The next day Sam wore a loose skivvy under his school uniform, letting his neck heat up with every exhale into its material.
As the weeks wore on, the novelty of his situation faded. Although his classmates remained reluctant to be partnered with him for group activities, they scrutinised him less, and seemed more perplexed by the new vice-principal, who had only one arm. Paul went back to drawing little stick-figure action scenes with him in their notebooks at the library, and they would still play handball and share soggy meat pies with too much sauce at lunch. Still, Sam stil
l felt lonelier than he could ever remember being, surrounded by a room full of noise with only the clatter of his keyboard to pronounce himself over the din.
12
At the beginning of spring Sam’s mother revealed she was dating. Her boyfriend was Roger, the friendly man who had eaten lunch with Sam and his mother at the bank, but it was a few months before either Katie met him or Sam saw him in person again. For the longest time he was just the man with the beard they would watch through the lounge-room window, driving off in his silver car as their mother waved goodbye from the footpath. One day their mother had a new necklace—from Roger, she said. Most evenings she’d spend half an hour on the phone, laughing. Twice he sent flowers to the house.
Dettie hated him.
‘The ink,’ she said one night while babysitting, ‘is not even dry on those divorce papers she sent your daddy, and there she is, out gallivanting around.’

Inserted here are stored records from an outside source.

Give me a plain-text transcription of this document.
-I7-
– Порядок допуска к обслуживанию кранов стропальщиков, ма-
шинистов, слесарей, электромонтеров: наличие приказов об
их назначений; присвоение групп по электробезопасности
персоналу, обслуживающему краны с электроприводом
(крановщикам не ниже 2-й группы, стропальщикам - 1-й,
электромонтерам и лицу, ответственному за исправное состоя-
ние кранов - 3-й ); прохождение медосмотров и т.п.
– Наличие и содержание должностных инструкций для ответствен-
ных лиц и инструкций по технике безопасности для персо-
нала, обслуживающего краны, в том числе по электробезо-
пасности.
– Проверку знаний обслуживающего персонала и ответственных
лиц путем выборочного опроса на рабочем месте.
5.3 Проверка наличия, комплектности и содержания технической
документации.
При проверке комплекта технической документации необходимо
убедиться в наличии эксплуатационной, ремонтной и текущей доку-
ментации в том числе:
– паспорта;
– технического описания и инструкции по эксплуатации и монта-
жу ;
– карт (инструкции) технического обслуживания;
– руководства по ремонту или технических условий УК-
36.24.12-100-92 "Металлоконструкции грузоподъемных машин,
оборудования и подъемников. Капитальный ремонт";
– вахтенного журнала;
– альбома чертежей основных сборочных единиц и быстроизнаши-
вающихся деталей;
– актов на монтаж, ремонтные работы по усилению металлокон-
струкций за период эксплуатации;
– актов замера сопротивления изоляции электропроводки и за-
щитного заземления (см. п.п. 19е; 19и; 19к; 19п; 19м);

Dettie was washing up as she said it, and the shudder that shook through her arms with each word was so ferocious, Sam worried she might smash the dishes on the drip tray.
‘I mean—what would he think?’
As he stood beside her, wiping mugs dry with his tea towel, he watched her reflection in the kitchen window.
‘One day,’ she said, ‘you kids are going to go to Perth to be with your father again. And all this nonsense—dating strange men, children getting confused, unfaithfulness—will be put to an end. Once and for all. You mark my words.’
Dettie had never remarried, and as Sam stared up at her image, paled in the glass, watching her take each slow, deep breath, he thought of the photo she kept of her husband—crumpled and sticky-taped around the edges—tucked in the bottom of her handbag.
Seething for the rest of the night, Dettie sat in the kitchen, hunched over endless cups of tea, asking Sam and Katie to keep the television down in the next room. When the sound of their mother’s keys finally jangled on the other side of the door, Dettie forced a tight smile, woke Katie, who had fallen asleep on the couch, and led the children into the hall to greet her.